Représentation du cartouche - Jean-Baptiste Beaufils

Une autre psychanalyse avec l’autisme

La théorie et la pratique du Cartouche est un enseignement nouveau, apporté par les enfants autistes, à la psychanalyse. En effet, il est nécessaire de montrer la validité d’une approche réellement différente de l’autisme enseignée par les enfants eux-mêmes, autrement dit il s’agit pour nous de faire confiance en leur savoir que nous avons à apprendre à lire.

Nous nous concentrons sur les notions d’écritures, de traces, de figurations et sur les prémices de paroles spécifiques de l’enfant en grande difficulté et de l’enfant en général. Quant bien même, l’enfant est affecté par une étiologie, infectieuse, génétique ou autre, de son trouble, il ne relève pas moins d’une humanité que les autres enfants. Et, non seulement il ne relève pas moins d’une humanité que les autres mais en plus, il nous éclaire sur notre humanité originaire, notre état originaire d’être humain parlant lorsque le symbolique n’a pas encore pris sa forme définitive. Lorsqu’au contraire le symbolique n’est pas encore prévalent sur l’image motrice et ce que nous appellerons un Iman’agir.

Pour illustrer la naissance du sujet en pratique et en théorie afin de transmettre un savoir faire, intitulée théorie du cartouche utilisant les expériences de cures psychanalytiques et les travaux réalisés par des enfants en grande difficulté réalisant des prodiges pour leur guérison, nous allons tenter de montrer comment le sujet naît à partir de figurations spécifiques, séquestrées dans un bassin attracteur, véritable champ de forces vivant.

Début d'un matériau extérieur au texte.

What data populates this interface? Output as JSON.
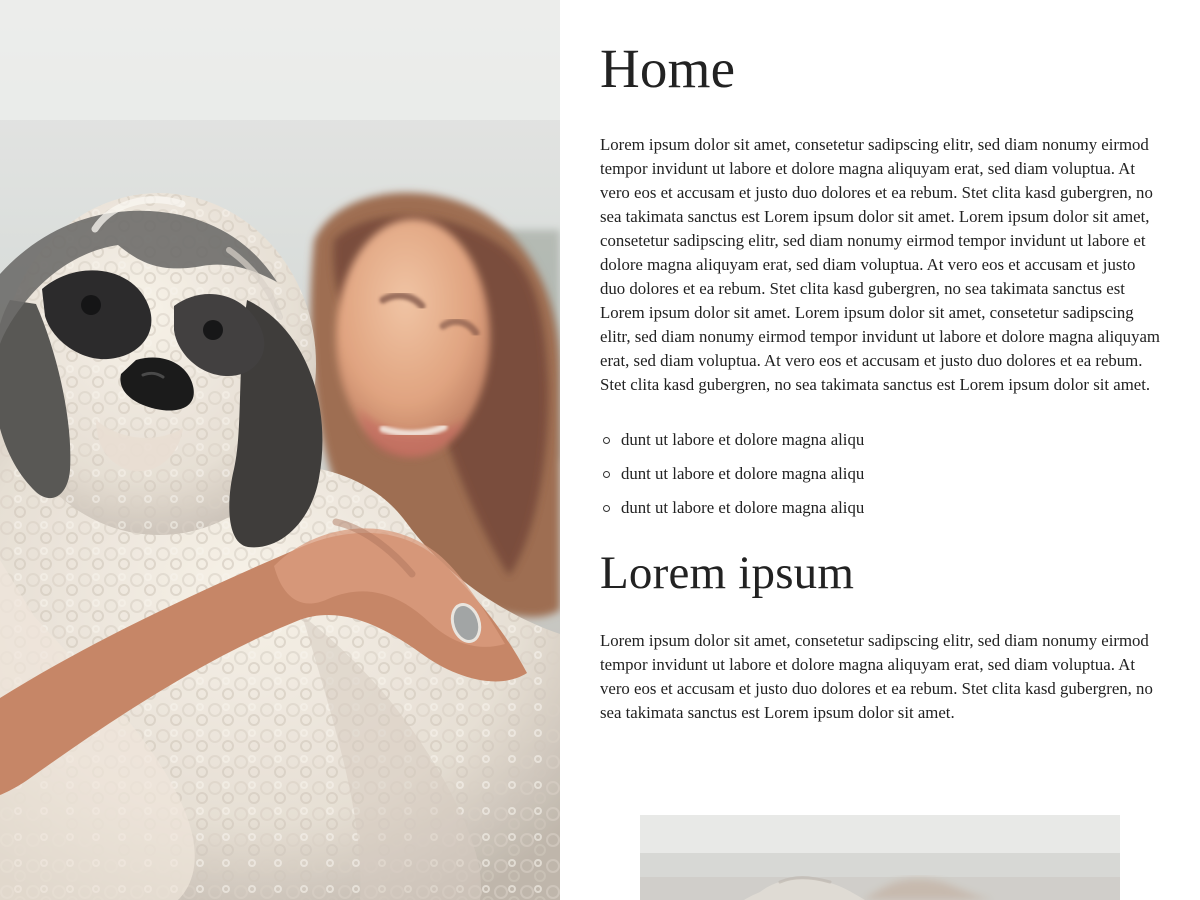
{
  "page": {
    "title": "Home",
    "intro": "Lorem ipsum dolor sit amet, consetetur sadipscing elitr, sed diam nonumy eirmod tempor invidunt ut labore et dolore magna aliquyam erat, sed diam voluptua. At vero eos et accusam et justo duo dolores et ea rebum. Stet clita kasd gubergren, no sea takimata sanctus est Lorem ipsum dolor sit amet. Lorem ipsum dolor sit amet, consetetur sadipscing elitr, sed diam nonumy eirmod tempor invidunt ut labore et dolore magna aliquyam erat, sed diam voluptua. At vero eos et accusam et justo duo dolores et ea rebum. Stet clita kasd gubergren, no sea takimata sanctus est Lorem ipsum dolor sit amet. Lorem ipsum dolor sit amet, consetetur sadipscing elitr, sed diam nonumy eirmod tempor invidunt ut labore et dolore magna aliquyam erat, sed diam voluptua. At vero eos et accusam et justo duo dolores et ea rebum. Stet clita kasd gubergren, no sea takimata sanctus est Lorem ipsum dolor sit amet.",
    "list": [
      "dunt ut labore et dolore magna aliqu",
      "dunt ut labore et dolore magna aliqu",
      "dunt ut labore et dolore magna aliqu"
    ],
    "section_title": "Lorem ipsum",
    "section_text": "Lorem ipsum dolor sit amet, consetetur sadipscing elitr, sed diam nonumy eirmod tempor invidunt ut labore et dolore magna aliquyam erat, sed diam voluptua. At vero eos et accusam et justo duo dolores et ea rebum. Stet clita kasd gubergren, no sea takimata sanctus est Lorem ipsum dolor sit amet."
  },
  "images": {
    "hero": "woman-holding-dog-photo",
    "preview": "dog-photo-preview"
  }
}
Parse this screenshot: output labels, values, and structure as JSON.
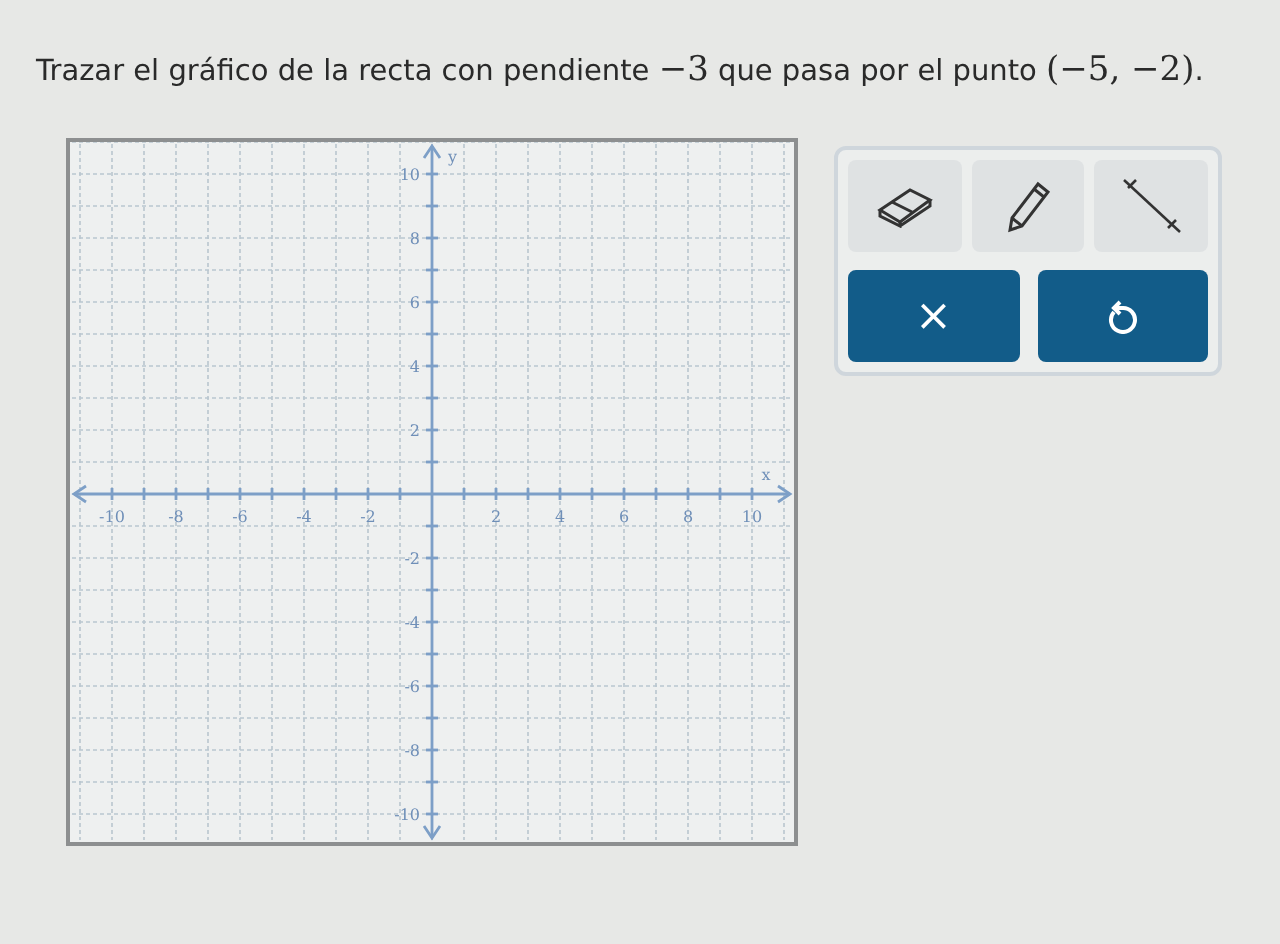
{
  "question": {
    "segments": [
      {
        "kind": "text",
        "text": "Trazar el gráfico de la recta con pendiente "
      },
      {
        "kind": "math",
        "text": "−3"
      },
      {
        "kind": "text",
        "text": " que pasa por el punto "
      },
      {
        "kind": "math",
        "text": "(−5, −2)"
      },
      {
        "kind": "text",
        "text": "."
      }
    ]
  },
  "graph": {
    "x_label": "x",
    "y_label": "y",
    "x_ticks": [
      "-10",
      "-8",
      "-6",
      "-4",
      "-2",
      "2",
      "4",
      "6",
      "8",
      "10"
    ],
    "y_ticks": [
      "10",
      "8",
      "6",
      "4",
      "2",
      "-2",
      "-4",
      "-6",
      "-8",
      "-10"
    ]
  },
  "tools": [
    {
      "kind": "eraser"
    },
    {
      "kind": "pencil"
    },
    {
      "kind": "line"
    }
  ],
  "actions": [
    {
      "kind": "clear",
      "label": "×"
    },
    {
      "kind": "undo"
    }
  ]
}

Nous partirons en voyage à travers d’étranges espaces mentaux, parcourrons des feuillets organiques, traverserons des membranes vivantes faisant architecture et mouvance pour le sujet, et nous en repérerons les traces dans la parole et dans le « tracer » écrit »er ». Nous serons proches d’une pensée animiste, totémique, analogique, et naturaliste que nous montrent en acte les autistes qui instaurent un « Nous » tellement singulier mais pourtant commun aux hommes. A notre insu, ce « Nous » continue de nous agir, notre névrose étant même une réaction de défense contre lui. Nous chercherons ce qui fait l’humanisation, son humus, ses traces, ses origines. Nous chercherons l’humain au minimum c’est à dire son autre face, « l’autre pôle » dit Deligny

Car que peuvent les psychanalystes quand il n’est pas possible de jouer la partie du sujet désabonné du verbe, banni du verbe ou dont le verbe n’est pas bien incarné ? F. Deligny nous montre la voie : « Il faut passer quand même, guidé par l’intuition d’un autre pôle qui détourne et rebute l’usage invétéré du langage. Il y a d’autre passages que par le mot, d’autres voies que la voix ».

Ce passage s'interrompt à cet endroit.